Wednesday, November 11, 2009

7. Why? - Eskimo Snow


Not since grandaddy has someone successfully merged the indie/folk/electronic sound into something so perfect. Let me say first off how much cLOUDDEAD fucking ruled. This was my first introduction to why?, doseone, and odd nosdam, and i literally could not believe what i was hearing. Experimental as fuck art hip-hop with devastating instrumentals? Confused? Go get it. There is nothing like them and will probably never be. They only released two proper full lengths, but it very well established each individuals career. The standout imo is why? and we learned that with last year's Alopecia. Fast forward to 2009 and he has released Eskimo Snow what he says to be part two or the other half of Alopecia. Eskimo Snow is a melancholic album. Yoni Wolf kind of half sings, half stumbles through the songs and you can hear the sadness in his voice. Opener "These Hands" is short and to the point as if to say "Well, here it is." And then "January Twenty Something" comes in with this beautiful dan deaconish moment, where he lets you know you're gonna be ok. From there on its some of the best mashup of electronic folk you'll hear.
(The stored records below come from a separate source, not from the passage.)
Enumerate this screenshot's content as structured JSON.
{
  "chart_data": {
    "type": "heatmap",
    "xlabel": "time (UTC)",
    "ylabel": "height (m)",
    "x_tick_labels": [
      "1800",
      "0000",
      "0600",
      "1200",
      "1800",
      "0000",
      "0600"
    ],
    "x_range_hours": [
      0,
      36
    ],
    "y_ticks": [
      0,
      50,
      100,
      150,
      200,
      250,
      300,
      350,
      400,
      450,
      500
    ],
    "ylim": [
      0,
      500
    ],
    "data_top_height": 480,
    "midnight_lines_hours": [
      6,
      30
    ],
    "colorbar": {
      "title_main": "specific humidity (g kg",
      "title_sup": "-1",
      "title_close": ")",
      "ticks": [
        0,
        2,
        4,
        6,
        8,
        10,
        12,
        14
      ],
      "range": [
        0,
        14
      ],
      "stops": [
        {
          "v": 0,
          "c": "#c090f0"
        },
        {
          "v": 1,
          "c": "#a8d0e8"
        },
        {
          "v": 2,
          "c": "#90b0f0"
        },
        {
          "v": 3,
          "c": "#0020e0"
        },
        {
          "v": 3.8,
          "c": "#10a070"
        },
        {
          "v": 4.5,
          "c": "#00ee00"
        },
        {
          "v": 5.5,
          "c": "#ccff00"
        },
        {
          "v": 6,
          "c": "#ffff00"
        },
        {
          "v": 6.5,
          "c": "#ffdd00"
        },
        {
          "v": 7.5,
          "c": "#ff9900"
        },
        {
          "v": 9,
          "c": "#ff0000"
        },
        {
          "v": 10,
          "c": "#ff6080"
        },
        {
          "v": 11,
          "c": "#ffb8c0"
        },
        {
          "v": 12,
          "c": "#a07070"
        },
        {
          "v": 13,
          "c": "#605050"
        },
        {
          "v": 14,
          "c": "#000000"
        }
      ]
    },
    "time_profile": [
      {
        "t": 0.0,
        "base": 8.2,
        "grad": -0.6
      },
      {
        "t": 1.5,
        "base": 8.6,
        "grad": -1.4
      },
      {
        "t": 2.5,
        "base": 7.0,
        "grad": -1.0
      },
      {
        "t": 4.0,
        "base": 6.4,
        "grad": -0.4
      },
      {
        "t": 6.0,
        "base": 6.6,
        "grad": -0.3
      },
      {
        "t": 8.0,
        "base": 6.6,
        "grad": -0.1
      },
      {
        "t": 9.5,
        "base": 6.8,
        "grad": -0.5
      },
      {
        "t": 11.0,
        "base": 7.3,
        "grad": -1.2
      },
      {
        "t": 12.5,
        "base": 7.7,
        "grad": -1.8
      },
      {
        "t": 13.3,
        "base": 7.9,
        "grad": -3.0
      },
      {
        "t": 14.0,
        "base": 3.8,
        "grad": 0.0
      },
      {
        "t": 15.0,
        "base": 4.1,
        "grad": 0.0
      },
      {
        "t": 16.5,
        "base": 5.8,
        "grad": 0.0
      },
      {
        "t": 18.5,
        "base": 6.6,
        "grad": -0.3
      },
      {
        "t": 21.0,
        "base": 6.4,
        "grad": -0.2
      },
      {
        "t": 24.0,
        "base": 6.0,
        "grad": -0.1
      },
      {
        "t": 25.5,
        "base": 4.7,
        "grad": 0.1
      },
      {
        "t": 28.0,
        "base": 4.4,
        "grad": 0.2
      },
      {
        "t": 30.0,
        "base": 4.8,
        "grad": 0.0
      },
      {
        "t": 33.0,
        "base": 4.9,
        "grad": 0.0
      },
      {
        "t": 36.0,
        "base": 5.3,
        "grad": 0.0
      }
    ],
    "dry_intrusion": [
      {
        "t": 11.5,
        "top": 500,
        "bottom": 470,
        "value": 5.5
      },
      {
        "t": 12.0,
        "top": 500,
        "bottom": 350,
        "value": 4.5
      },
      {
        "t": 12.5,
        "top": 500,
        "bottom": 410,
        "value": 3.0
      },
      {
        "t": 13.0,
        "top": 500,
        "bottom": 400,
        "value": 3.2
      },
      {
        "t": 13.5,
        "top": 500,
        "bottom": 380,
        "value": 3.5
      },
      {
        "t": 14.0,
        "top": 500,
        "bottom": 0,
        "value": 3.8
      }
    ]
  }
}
There is the playful "Into the Shadows of My Embrace" where mid-way through the song he just spits this mess of problems concluding, "But you gotta yell somethin' out or you'd never tell nobody." This is followed by "One Rose" which is dark and acoustic and i swear Yoni Wolf sounds like Leonard Cohen. "This Blackest Purse" is so pretty it reminds of Ben Folds and the closer "Eskimo Snow" looks back with no resolution. It sounds like a mid-nineties alt rock ballad via Third Eye Blind. He unsurely sings, "I'm still here/Bearing my watery fruits if fruits at all/And I'm still here/Barely understanding what truth that rarely calls." All in all Eskimo Snow has a certain something that i fell in love with. It's deeply sad, yet hopeful; harsh but thoughtful. And the music certainly evokes some feelings that everyone has felt at one time and that is what am i doing with my life? where am i going? fucking, Why?